Metasequoia - Metasequoia glyptostroboides
The Metasequoia is known by a variety of names such as Dawn Redwood, Dawn Sequoia, Chinese Sequoia and Metasequoia glyptostroboides. The Metasequoia was not discovered in living form until 1941 after fossils of this tree were found in clay layers in 1939-1940. It was not until 1944-1945 that the living trees ware classified to belong to the genus Metasequoia. This Metasequoia is a deciduous coniferous tree that, like the other two better-known living species, belongs to the "Sequoioideae" family. Together they are the last three living species of the "Sequoioideae" family.

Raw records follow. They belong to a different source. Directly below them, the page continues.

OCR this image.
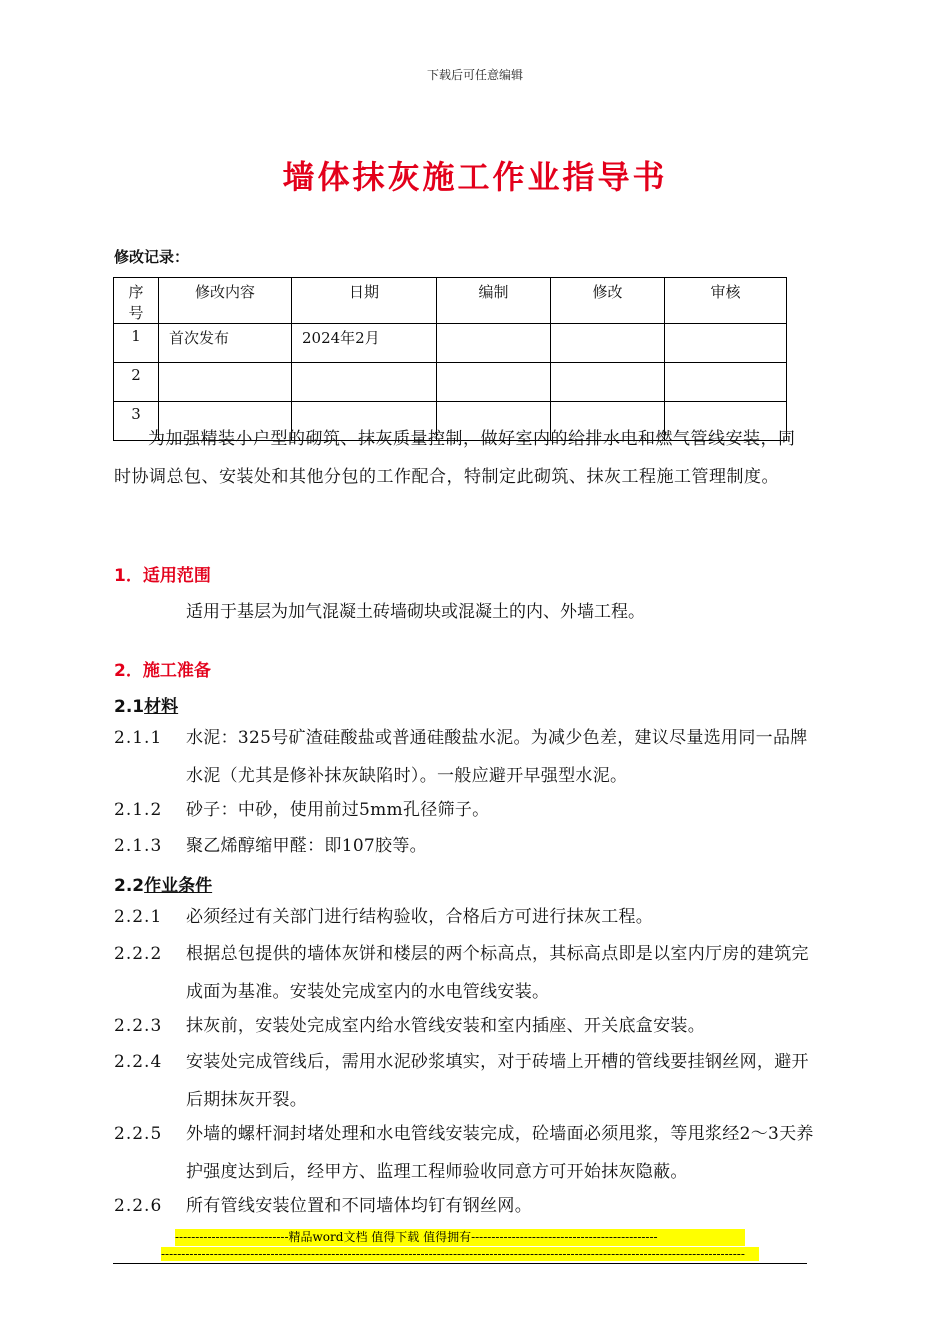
下载后可任意编辑
墙体抹灰施工作业指导书
修改记录：
序号	修改内容	日期	编制	修改	审核
1	首次发布	2024年2月			
2					
3					
为加强精装小户型的砌筑、抹灰质量控制，做好室内的给排水电和燃气管线安装，同时协调总包、安装处和其他分包的工作配合，特制定此砌筑、抹灰工程施工管理制度。
1．适用范围
适用于基层为加气混凝土砖墙砌块或混凝土的内、外墙工程。
2．施工准备
2.1材料
2.1.1 水泥：325号矿渣硅酸盐或普通硅酸盐水泥。为减少色差，建议尽量选用同一品牌水泥（尤其是修补抹灰缺陷时）。一般应避开早强型水泥。
2.1.2 砂子：中砂，使用前过5mm孔径筛子。
2.1.3 聚乙烯醇缩甲醛：即107胶等。
2.2作业条件
2.2.1 必须经过有关部门进行结构验收，合格后方可进行抹灰工程。
2.2.2 根据总包提供的墙体灰饼和楼层的两个标高点，其标高点即是以室内厅房的建筑完成面为基准。安装处完成室内的水电管线安装。
2.2.3 抹灰前，安装处完成室内给水管线安装和室内插座、开关底盒安装。
2.2.4 安装处完成管线后，需用水泥砂浆填实，对于砖墙上开槽的管线要挂钢丝网，避开后期抹灰开裂。
2.2.5 外墙的螺杆洞封堵处理和水电管线安装完成，砼墙面必须甩浆，等甩浆经2～3天养护强度达到后，经甲方、监理工程师验收同意方可开始抹灰隐蔽。
2.2.6 所有管线安装位置和不同墙体均钉有钢丝网。
----------------------------精品word文档 值得下载 值得拥有----------------------------------------------
------------------------------------------------------------------------------------------------------------------------------------------------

The Metasequoia can reach a height of 40-45 meters. In Europe the highest specimens are currently around 25 meters. As these were only planted in Europe after their discovery in 1941. Fossils of the Sequoioideae family have been found in many places in the Northern Hemisphere, including in what is now Western Europe. The trunk diameter can reach more than 2 meters, but that will of course take many years. The Metasequoia drops relatively few needles (leaves). The Metasequoia trees do well in a variety of climate zones, including those of the UK, The Netherlands, France, Belgium, Germany,Austria, Luxembourg and Poland. They can withstand frost but are not resistant to spring night frosts, especially the young trees. This Asian conifer is very similar to the North American bald cypress (Taxodium distichum).
Metasequoias are fast growers. They look great in larger gardens and parks. The specimens found in the wild are mainly found on fairly moist soil, but they also tolerate dry soil. The Metasequoia, like the two other relatives, the Giant Sequoia and the Coastal Redwood, can rightly be called a living fossil. The Metasequoia is on the IUCN list of endangered tree species.
A larg and thick specimen can be found in the Fellows' Garden, Clare College in Cambridge, England, United Kingdom.